Rápidamente, el acero retumbó de nuevo contra el acero, mientras los gritos llenaban la catedral y muchos echaban a correr. Ezequiel reculó aturdido por la rapidez de los eventos, alejándose hacia el crucifijo que presidía todo; sus manos, inconscientemente comenzaron a santiguar su frente mientras veía como Gaspar de Medina-Sidonia se unía a la refriega pero su espada se partía al golpear al Guardián del Sur, que se volvía con un gesto rápido y lo atravesaba con su acero, antes de recibir una estocada de Buenaventura de Vallehermoso. Otros caballeros se unieron a la refriega y dejaron al obispo sin visión de lo que ocurría en el centro de la misma, hasta que con un balanceo de la luz, vio la araña que iluminaba el ábside caer desde el techo sobre los caballeros que se peleaban debajo, golpeándoles con fiereza con su pesado hierro y una de las velas derramándose sobre un caballero incendiando su capa.

Arévalo de Yáñez fue el primero en librarse de ella y salir huyendo, herido, en dirección a la sacristía y la calle que había del otro lado, pero Buenaventura salió detrás de él con zancadas ágiles y rápidas. Los caballeros que no habían sido atrapados y aquellos que se libraron con rapidez aprovecharon para dar estocadas a aquellos aún trabados por la lámpara mientras el cuerpo principal de la iglesia se había prácticamente vaciado de las mujeres y los niños.

Mientras trastabillaba alejándose del combate, Ezequiel no pudo menos que pensar que, de nuevo, la sangre se derramaba en la casa de Dios. Daba igual que algunos fuesen a morir en el exterior del edificio, como Arévalo de Yáñez, atravesado por el acero de Buenaventura de Vallehermoso poco antes de que algunos caballeros lo atravesaran por la espalda y fuesen a su vez derrotados por un templario; o Javier de Escudero, decapitado en el exterior mientras protegía la huida de su hermana. Eso daba igual, la casa de Dios había sido mancillada una vez más y, por mucho que se pasase la fregona, la sangre ya no saldría jamás.

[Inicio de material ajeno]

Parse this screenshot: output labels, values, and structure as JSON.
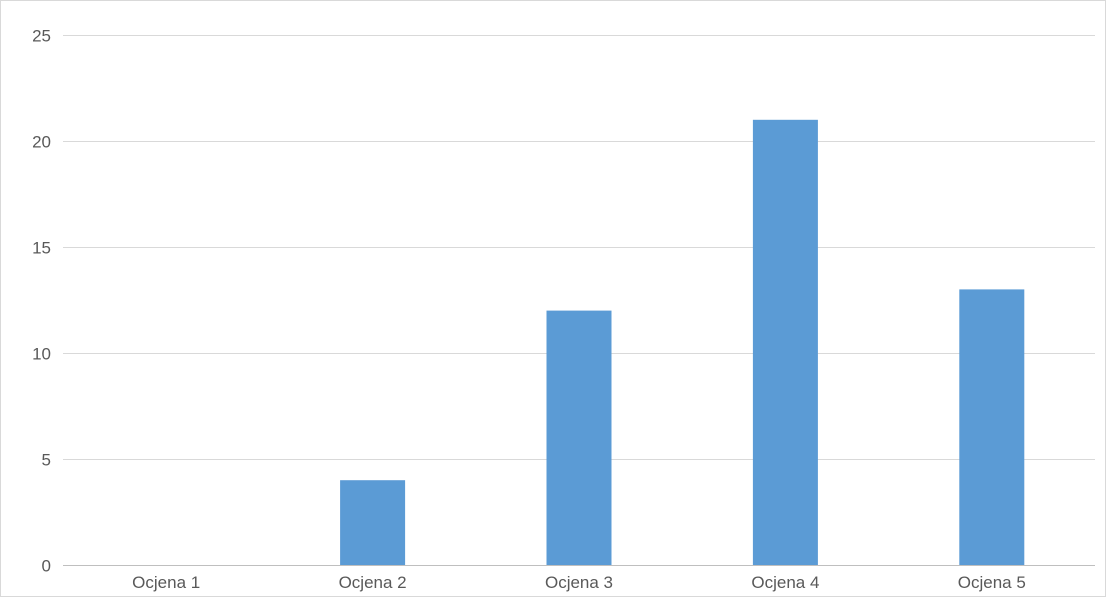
{
  "chart_data": {
    "type": "bar",
    "categories": [
      "Ocjena 1",
      "Ocjena 2",
      "Ocjena 3",
      "Ocjena 4",
      "Ocjena 5"
    ],
    "values": [
      0,
      4,
      12,
      21,
      13
    ],
    "ylim": [
      0,
      25
    ],
    "yticks": [
      0,
      5,
      10,
      15,
      20,
      25
    ],
    "grid": true,
    "legend": "none",
    "bar_color": "#5b9bd5"
  }
}
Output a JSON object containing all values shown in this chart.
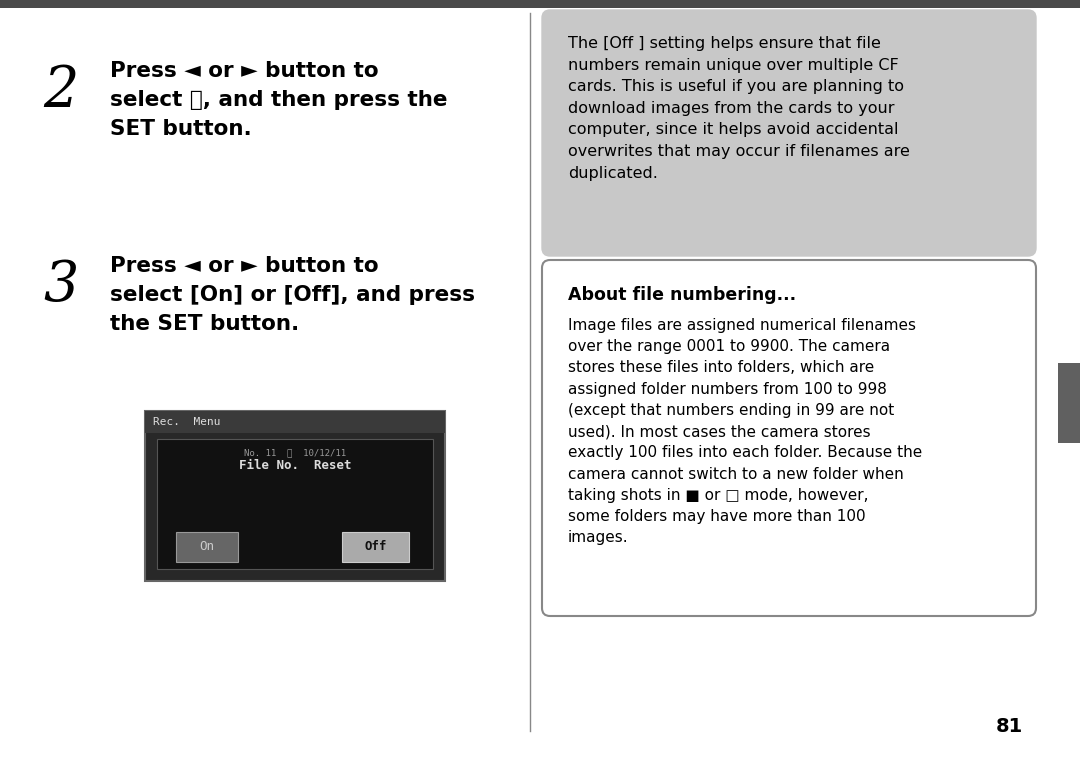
{
  "bg_color": "#ffffff",
  "top_bar_color": "#4a4a4a",
  "right_tab_color": "#606060",
  "step2_number": "2",
  "step3_number": "3",
  "step2_text": "Press ◄ or ► button to\nselect Ⓝ, and then press the\nSET button.",
  "step3_text": "Press ◄ or ► button to\nselect [On] or [Off], and press\nthe SET button.",
  "gray_box_text": "The [Off ] setting helps ensure that file\nnumbers remain unique over multiple CF\ncards. This is useful if you are planning to\ndownload images from the cards to your\ncomputer, since it helps avoid accidental\noverwrites that may occur if filenames are\nduplicated.",
  "info_box_title": "About file numbering...",
  "info_box_text": "Image files are assigned numerical filenames\nover the range 0001 to 9900. The camera\nstores these files into folders, which are\nassigned folder numbers from 100 to 998\n(except that numbers ending in 99 are not\nused). In most cases the camera stores\nexactly 100 files into each folder. Because the\ncamera cannot switch to a new folder when\ntaking shots in ■ or □ mode, however,\nsome folders may have more than 100\nimages.",
  "page_number": "81",
  "divider_color": "#888888",
  "screen_dark": "#282828",
  "screen_header": "#3a3a3a",
  "screen_inner": "#111111",
  "off_btn_color": "#888888",
  "gray_box_bg": "#c8c8c8",
  "info_box_border": "#888888"
}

Bajo la lámpara caída quedaba el cadáver de Gaspar de Medina-Sidonia y, pocos metros más allá, el de su hermano Guzmán. El conflicto entre ambos por la sucesión del condado había llegado a su violento final porque, como rezaban los dichos del norte, los Alba siempre solucionan sus problemas a través de la espada. Tan devotos y, a la vez, tan bárbaros, la sangre Medina-Sidonia derramada señalaba sin duda el final de unas décadas de paz en el Reino y el final de una Casa que una vez había soñado con la grandeza.